Le 21 août dernier, à l'occasion de la Fête des Solidarité à Namur, les Femmes Prévoyantes Socialistes organisaient un débat sur la prostitution. Oh, pas un des « grands débats » officiels de la Fête où l'on discutait sérieusement entre mecs (3 femmes sur 18 débattants, on se serait cru à Mise au Point période Maroy), non, une discussion assez confidentielle, dans la tente abritant le stand des FPS, entre musique du podium d'à côté et mixeur préparant les daiquiri (très bons par ailleurs).
La prostitution est un de ces sujets qui divise les féministes, ou plutôt, qui les déchire, provoquant trop souvent anathèmes, insultes, retraits de brevets de féminisme... Il est extrêmement difficile d'en parler avec un minimum de sérénité, ou simplement de respect mutuel, les unes accusant les autres de « putophobie » et de « complicité avec les curés » et les autres reprochant aux unes d'accepter, voire de favoriser, l' « esclavage sexuel » des femmes.
Il était donc assez courageux, de la part des FPS, d'inviter sur le même stand, à la même heure, deux représentantes de la position abolitionniste et une porte-parole d'un syndicat de travailleuses du sexe, dont la seule dénomination avait de quoi faire grimper aux murs les premières (1). Deux contre une, on peut regretter le déséquilibre, mais Morgane Merteuil était soutenue par un « fan club » qui n'a pas manqué de se faire entendre à partir de la salle : parfois par des interventions intéressantes, parfois dans le seul but d'« occuper la parole », parfois juste pour la couper aux autres. Sans oublier l'inévitable mec qui s'est senti porté par la mission de donner une bonne leçon de paternalisme « progressiste » (je précise que je ne dénie pas aux hommes le droit de s'exprimer, je regrette même qu'ils aient été aussi peu nombreux à ce débat ; à condition qu'ils parlent en leur nom, comme client ou refusant de l'être, comme compagnon, comme intervenant de terrain, comme chercheur...)

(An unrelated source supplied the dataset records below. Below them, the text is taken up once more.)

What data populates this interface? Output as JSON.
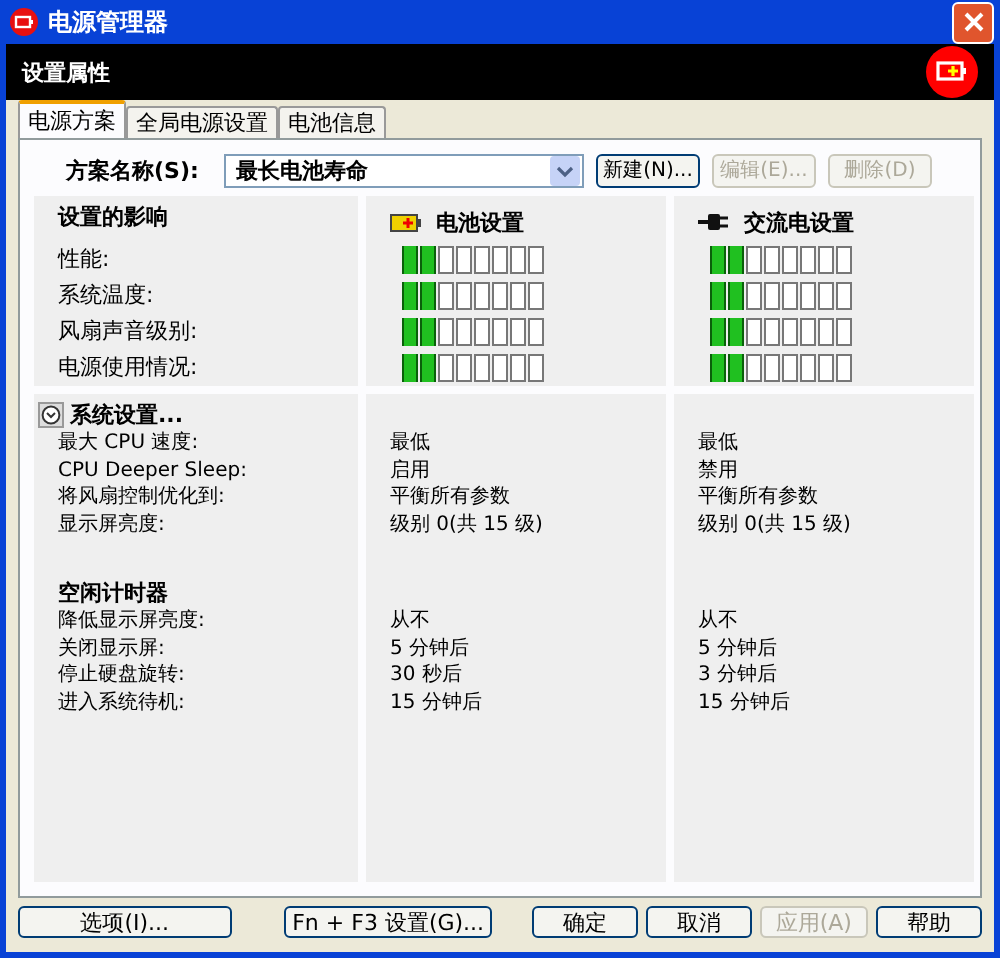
{
  "window": {
    "title": "电源管理器"
  },
  "header": {
    "title": "设置属性"
  },
  "tabs": [
    {
      "label": "电源方案",
      "selected": true
    },
    {
      "label": "全局电源设置",
      "selected": false
    },
    {
      "label": "电池信息",
      "selected": false
    }
  ],
  "scheme": {
    "label": "方案名称(S):",
    "value": "最长电池寿命",
    "buttons": [
      {
        "label": "新建(N)...",
        "disabled": false
      },
      {
        "label": "编辑(E)...",
        "disabled": true
      },
      {
        "label": "删除(D)",
        "disabled": true
      }
    ]
  },
  "impact": {
    "title": "设置的影响",
    "rows": [
      "性能:",
      "系统温度:",
      "风扇声音级别:",
      "电源使用情况:"
    ],
    "columns": [
      {
        "kind": "battery",
        "title": "电池设置",
        "meters": [
          {
            "level": 0.25
          },
          {
            "level": 0.25
          },
          {
            "level": 0.25
          },
          {
            "level": 0.25
          }
        ]
      },
      {
        "kind": "ac",
        "title": "交流电设置",
        "meters": [
          {
            "level": 0.25
          },
          {
            "level": 0.25
          },
          {
            "level": 0.25
          },
          {
            "level": 0.25
          }
        ]
      }
    ]
  },
  "system": {
    "title": "系统设置...",
    "expanded": true,
    "rows": [
      {
        "label": "最大 CPU 速度:",
        "values": [
          "最低",
          "最低"
        ]
      },
      {
        "label": "CPU Deeper Sleep:",
        "values": [
          "启用",
          "禁用"
        ]
      },
      {
        "label": "将风扇控制优化到:",
        "values": [
          "平衡所有参数",
          "平衡所有参数"
        ]
      },
      {
        "label": "显示屏亮度:",
        "values": [
          "级别 0(共 15 级)",
          "级别 0(共 15 级)"
        ]
      }
    ]
  },
  "idle": {
    "title": "空闲计时器",
    "rows": [
      {
        "label": "降低显示屏亮度:",
        "values": [
          "从不",
          "从不"
        ]
      },
      {
        "label": "关闭显示屏:",
        "values": [
          "5 分钟后",
          "5 分钟后"
        ]
      },
      {
        "label": "停止硬盘旋转:",
        "values": [
          "30 秒后",
          "3 分钟后"
        ]
      },
      {
        "label": "进入系统待机:",
        "values": [
          "15 分钟后",
          "15 分钟后"
        ]
      }
    ]
  },
  "buttons": [
    {
      "label": "选项(I)...",
      "disabled": false
    },
    {
      "label": "Fn + F3 设置(G)...",
      "disabled": false
    },
    {
      "label": "确定",
      "disabled": false
    },
    {
      "label": "取消",
      "disabled": false
    },
    {
      "label": "应用(A)",
      "disabled": true
    },
    {
      "label": "帮助",
      "disabled": false
    }
  ]
}
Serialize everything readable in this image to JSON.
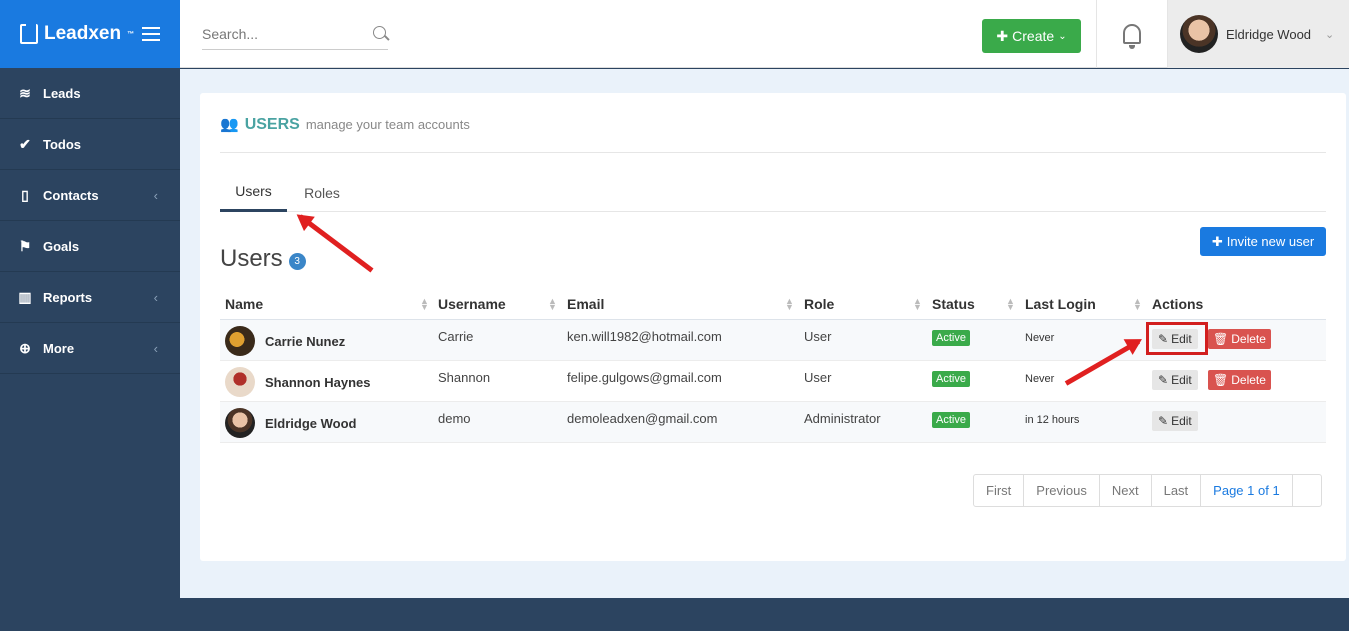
{
  "brand": {
    "name": "Leadxen",
    "tm": "™"
  },
  "search": {
    "placeholder": "Search..."
  },
  "header": {
    "create_label": "Create",
    "user_name": "Eldridge Wood"
  },
  "sidebar": {
    "items": [
      {
        "label": "Leads",
        "icon": "layers-icon"
      },
      {
        "label": "Todos",
        "icon": "check-circle-icon"
      },
      {
        "label": "Contacts",
        "icon": "address-book-icon",
        "caret": true
      },
      {
        "label": "Goals",
        "icon": "flag-icon"
      },
      {
        "label": "Reports",
        "icon": "bar-chart-icon",
        "caret": true
      },
      {
        "label": "More",
        "icon": "plus-circle-icon",
        "caret": true
      }
    ]
  },
  "page": {
    "title": "USERS",
    "subtitle": "manage your team accounts",
    "tabs": [
      {
        "label": "Users",
        "active": true
      },
      {
        "label": "Roles",
        "active": false
      }
    ],
    "section_title": "Users",
    "count": "3",
    "invite_label": "Invite new user"
  },
  "table": {
    "columns": [
      "Name",
      "Username",
      "Email",
      "Role",
      "Status",
      "Last Login",
      "Actions"
    ],
    "rows": [
      {
        "name": "Carrie Nunez",
        "username": "Carrie",
        "email": "ken.will1982@hotmail.com",
        "role": "User",
        "status": "Active",
        "last_login": "Never",
        "edit": "Edit",
        "delete": "Delete"
      },
      {
        "name": "Shannon Haynes",
        "username": "Shannon",
        "email": "felipe.gulgows@gmail.com",
        "role": "User",
        "status": "Active",
        "last_login": "Never",
        "edit": "Edit",
        "delete": "Delete"
      },
      {
        "name": "Eldridge Wood",
        "username": "demo",
        "email": "demoleadxen@gmail.com",
        "role": "Administrator",
        "status": "Active",
        "last_login": "in 12 hours",
        "edit": "Edit",
        "delete": null
      }
    ]
  },
  "pagination": {
    "first": "First",
    "previous": "Previous",
    "next": "Next",
    "last": "Last",
    "current": "Page 1 of 1"
  },
  "colors": {
    "brand_blue": "#1a7ae0",
    "sidebar": "#2c4460",
    "accent_teal": "#4aa3a2",
    "success": "#3aaa4a",
    "danger": "#d9534f",
    "annotation_red": "#e02020"
  }
}
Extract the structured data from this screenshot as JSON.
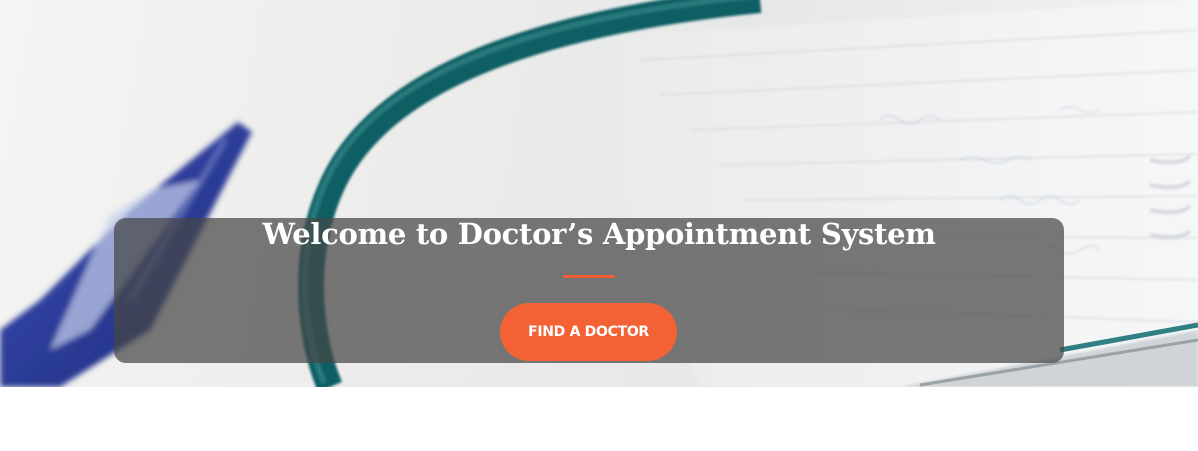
{
  "hero": {
    "title": "Welcome to Doctor’s Appointment System",
    "cta_label": "FIND A DOCTOR",
    "background_image": "stethoscope-notebook-pen-photo"
  },
  "colors": {
    "accent": "#f26235",
    "overlay": "rgba(70,70,70,0.72)",
    "title_text": "#ffffff"
  }
}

C'était d'autant plus courageux que les FPS ont une position abolionniste, même si ce courage ne sera reconnu par aucun des deux camps (chacun se demandant pourquoi on donne la parole à l'autre, qui inonderait déjà les médias...)
Le débat a-t-il eu lieu ? Pas vraiment.
Dans ce genre de discussion, l'ambition le plus élevée ne peut être que d'arriver à semer le doute dans les convictions bien établies, ou d'ajouter de nouvelles questions à celles que l'on se posait déjà. Y est-on arrivé ? Peu probable ; la discussion s'est déroulée dès le début dans un climat qui m'est apparu, à moi, assez violent, de part et d'autre. Couper la parole, dénigrer ce que l'autre dit, l'accuser d'on ne sait quelles obscures intentions, c'est violent (2) ; mais cela l'est tout autant de prétendre que la prostitution étant « une violence en soi », chaque rapport sexuel est « un viol » qui laisse des traces de traumatisme dans le cerveau, ce que l'imagerie médicale montrerait sans discussion possible. Dire cela à des personnes qui ne se reconnaissent pas comme « victimes », qui ne demandent nullement à être « sauvées » mais revendiquent le droit de prendre leur sort en main - selon le fameux « empowerment » - oui, c'est une violence, un refus de prendre leur parole en compte (3).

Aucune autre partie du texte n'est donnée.